Composite thermoelectric material preparation: by N-shaped Bi2Te2.7Se0.3Powder 10g is transferred to the sample room for being equipped with rotary system
In, atomic layer deposition system vacuum degree is less than 1 × 10-3When Pa, high pure nitrogen is passed through as carrier gas and protective gas.It is passed through nitrogen
The vacuum degree of system is 3 × 10 afterwards-1Pa opens heating system, and the temperature to sample cavity is 150 DEG C.With diethyl zinc, water vapour
Respectively source metal and oxygen source, depositing temperature are 150 DEG C.The opening time of trimethyl aluminium valve is controlled, water vapour is controlled, is completed
One deposition cycle, the deposition thickness of every circulation areLeft and right, control loop number accurately adjust interfacial layer thickness
Control;Deposition completes the n-Bi for obtaining ZnO cladding2Te2.7Se0.3Composite thermoelectric material.Circulating ring number in this example is 20 circles,
Prepared composite thermoelectric material powder is observed using transmission electron microscope, as a result as shown in Figure 1, the result of Fig. 1
It has been shown that, ZnO interfacial layer thickness is about 2nm.
The preparation of block thermoelectric material: composite thermoelectric material powder obtained is packed into the graphite jig of diameter 10mm true
Hot pressed sintering is carried out under Altitude, actual conditions include that vacuum degree is 1 × 10-3Pa, pressure 50MPa, 350 DEG C of sintering temperature are protected
Warm time 60min, that is, prepare the block thermoelectric material of this example.The size of thermoelectric block body is the cylinder of diameter 10mm high 7mm.
Long 5.5mm wide 6mm thickness 2mm is cut into along column direction to the thermoelectric block body for the diameter 10mm high 7mm that this example obtains
Piece, its thermal diffusion coefficient D is tested in 300-500K temperature range using laser conductometer LFA-457 after surface polishing.It is logical
The density p and specific heat capacity Cp for crossing block materials calculate thermal conductivity κ=D × ρ × Cp.
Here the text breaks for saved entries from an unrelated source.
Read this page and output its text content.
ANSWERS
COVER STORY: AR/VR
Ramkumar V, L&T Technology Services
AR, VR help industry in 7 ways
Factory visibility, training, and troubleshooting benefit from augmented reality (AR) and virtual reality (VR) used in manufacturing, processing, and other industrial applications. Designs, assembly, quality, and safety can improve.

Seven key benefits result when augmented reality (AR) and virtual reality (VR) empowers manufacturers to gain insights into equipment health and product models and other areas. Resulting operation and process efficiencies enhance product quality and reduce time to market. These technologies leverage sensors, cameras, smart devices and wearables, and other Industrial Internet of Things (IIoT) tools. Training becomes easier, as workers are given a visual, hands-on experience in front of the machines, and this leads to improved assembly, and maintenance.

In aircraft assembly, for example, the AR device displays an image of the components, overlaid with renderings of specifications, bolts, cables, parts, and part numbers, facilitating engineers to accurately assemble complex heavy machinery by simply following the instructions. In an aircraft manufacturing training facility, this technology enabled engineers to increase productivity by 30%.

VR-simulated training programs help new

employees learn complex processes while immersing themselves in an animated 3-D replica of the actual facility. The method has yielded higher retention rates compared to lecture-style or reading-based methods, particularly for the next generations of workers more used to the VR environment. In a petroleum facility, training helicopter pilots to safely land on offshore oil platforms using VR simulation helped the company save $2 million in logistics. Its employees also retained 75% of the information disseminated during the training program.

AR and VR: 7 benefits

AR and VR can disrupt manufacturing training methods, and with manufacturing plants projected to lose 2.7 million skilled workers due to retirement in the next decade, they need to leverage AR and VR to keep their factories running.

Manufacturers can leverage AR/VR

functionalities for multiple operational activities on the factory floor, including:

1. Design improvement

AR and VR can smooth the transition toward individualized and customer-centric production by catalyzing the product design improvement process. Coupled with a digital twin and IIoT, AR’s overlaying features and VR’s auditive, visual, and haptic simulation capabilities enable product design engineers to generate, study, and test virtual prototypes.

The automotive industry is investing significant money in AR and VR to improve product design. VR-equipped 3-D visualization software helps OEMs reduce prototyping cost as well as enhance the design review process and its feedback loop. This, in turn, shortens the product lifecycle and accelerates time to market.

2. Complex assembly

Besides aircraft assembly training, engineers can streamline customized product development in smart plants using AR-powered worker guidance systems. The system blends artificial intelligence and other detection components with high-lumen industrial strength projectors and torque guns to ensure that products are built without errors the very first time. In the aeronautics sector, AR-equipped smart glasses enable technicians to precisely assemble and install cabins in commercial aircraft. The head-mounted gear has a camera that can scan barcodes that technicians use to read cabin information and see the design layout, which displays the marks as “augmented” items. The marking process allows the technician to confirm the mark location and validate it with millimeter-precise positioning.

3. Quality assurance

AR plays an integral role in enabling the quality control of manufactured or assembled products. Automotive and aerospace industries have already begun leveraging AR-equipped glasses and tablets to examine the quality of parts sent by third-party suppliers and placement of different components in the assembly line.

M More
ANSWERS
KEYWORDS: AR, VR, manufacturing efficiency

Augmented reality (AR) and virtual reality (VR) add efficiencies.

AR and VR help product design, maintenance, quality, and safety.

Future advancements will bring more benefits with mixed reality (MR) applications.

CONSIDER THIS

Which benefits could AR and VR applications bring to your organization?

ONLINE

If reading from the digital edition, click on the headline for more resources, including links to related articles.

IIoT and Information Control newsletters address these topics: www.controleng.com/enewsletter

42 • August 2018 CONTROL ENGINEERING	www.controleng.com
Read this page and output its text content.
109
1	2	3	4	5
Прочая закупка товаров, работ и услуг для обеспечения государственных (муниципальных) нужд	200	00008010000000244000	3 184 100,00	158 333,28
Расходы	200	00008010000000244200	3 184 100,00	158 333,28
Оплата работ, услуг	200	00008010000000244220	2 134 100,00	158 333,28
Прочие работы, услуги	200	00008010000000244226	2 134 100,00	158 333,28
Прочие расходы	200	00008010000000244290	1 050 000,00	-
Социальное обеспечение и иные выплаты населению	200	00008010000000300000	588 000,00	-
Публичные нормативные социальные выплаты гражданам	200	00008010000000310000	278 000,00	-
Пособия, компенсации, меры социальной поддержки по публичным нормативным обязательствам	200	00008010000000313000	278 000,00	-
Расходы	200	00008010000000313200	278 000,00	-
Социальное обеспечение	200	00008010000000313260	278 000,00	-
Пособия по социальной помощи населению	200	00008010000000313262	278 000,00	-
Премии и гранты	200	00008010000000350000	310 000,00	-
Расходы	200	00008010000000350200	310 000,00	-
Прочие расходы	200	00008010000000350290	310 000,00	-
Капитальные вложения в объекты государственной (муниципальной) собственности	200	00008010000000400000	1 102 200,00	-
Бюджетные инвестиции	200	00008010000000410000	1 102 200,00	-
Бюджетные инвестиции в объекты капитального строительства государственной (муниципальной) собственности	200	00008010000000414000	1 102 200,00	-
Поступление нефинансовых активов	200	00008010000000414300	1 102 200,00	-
The thermoelectric block body obtained to this example is cut into the cuboid of long 3mm wide 3mm high 9.5mm, fortune perpendicular to column direction
With ZEM-3 Thermal Synthetic electrical measurement test system under helium protective condition, its conductivityσ, plug are tested in 300-500K temperature range
Seebeck coefficient S.Pass through formula: ZT=σ2The ZT value of material is calculated in S T/ κ.
The Conductivity Results of block thermoelectric material made from this example are as shown in Fig. 2, Fig. 2 is the conductivity of block thermoelectric material
The curve graph changed with test temperature;Wherein, BTS/ZnO curve is the conductance profile of block thermoelectric material made from this example,
BTS curve is basis material N-shaped Bi2Te2.7Se0.3Conductance profile.The Seebeck coefficient knot of the block thermoelectric material of this example
Fruit is as shown in figure 3, Fig. 3 is the curve graph that Seebeck coefficient changes with test temperature, wherein BTS/ZnO curve is made for this example
Block thermoelectric material Seebeck coefficient curve, BTS curve be basis material N-shaped Bi2Te2.7Se0.3Seebeck coefficient it is bent
Line.According to ZT value calculation formula, calculating its maximum ZT value of block thermoelectric material made from this example is 0.64, than pure
Bi2Te2.7Se0.30.58 be higher by 10%, as shown in figure 4, Fig. 4 is change curve of the ZT value with test temperature.In Fig. 4,
BTS/ZnO curve is the ZT value curve of block thermoelectric material made from this example, and BTS curve is basis material N-shaped Bi2Te2.7Se0.3
ZT value curve.
Embodiment two
This example is using the method for liquid phase coating in n-Bi2Te2.7Se0.3Depositing ultrathin ZnS layers of the surface of thermoelectric material, to obtain
Obtain the composite thermoelectric material of this example.In detail the preparation method is as follows:
Basis material N-shaped Bi2Te2.7Se0.3Preparation and ZnO cladding n-Bi2Te2.7Se0.3It is the same as example 1.
Composite thermoelectric material preparation: the n-Bi that ZnO is coated2Te2.7Se0.3Composite thermoelectric material 10g, be added 2mmol
Sulphur powder, ground and mixed is uniform, mixed raw material is packed into quartz ampoule, using oxyhydrogen flame tube sealing system 1 × 10-3The high vacuum of Pa
Under the conditions of tube sealing, react 2h under the conditions of being put into 400 DEG C of Muffle furnace, be made surface ZnS layer modify Bi2Te2.7Se0.3Thermoelectricity material
Material.Prepared composite thermoelectric material powder is observed using transmission electron microscope, the results show that its ZnS boundary layer
Thickness is about 2nm.
The preparation of block thermoelectric material and thermoelectricity capability test method are identical with embodiment one.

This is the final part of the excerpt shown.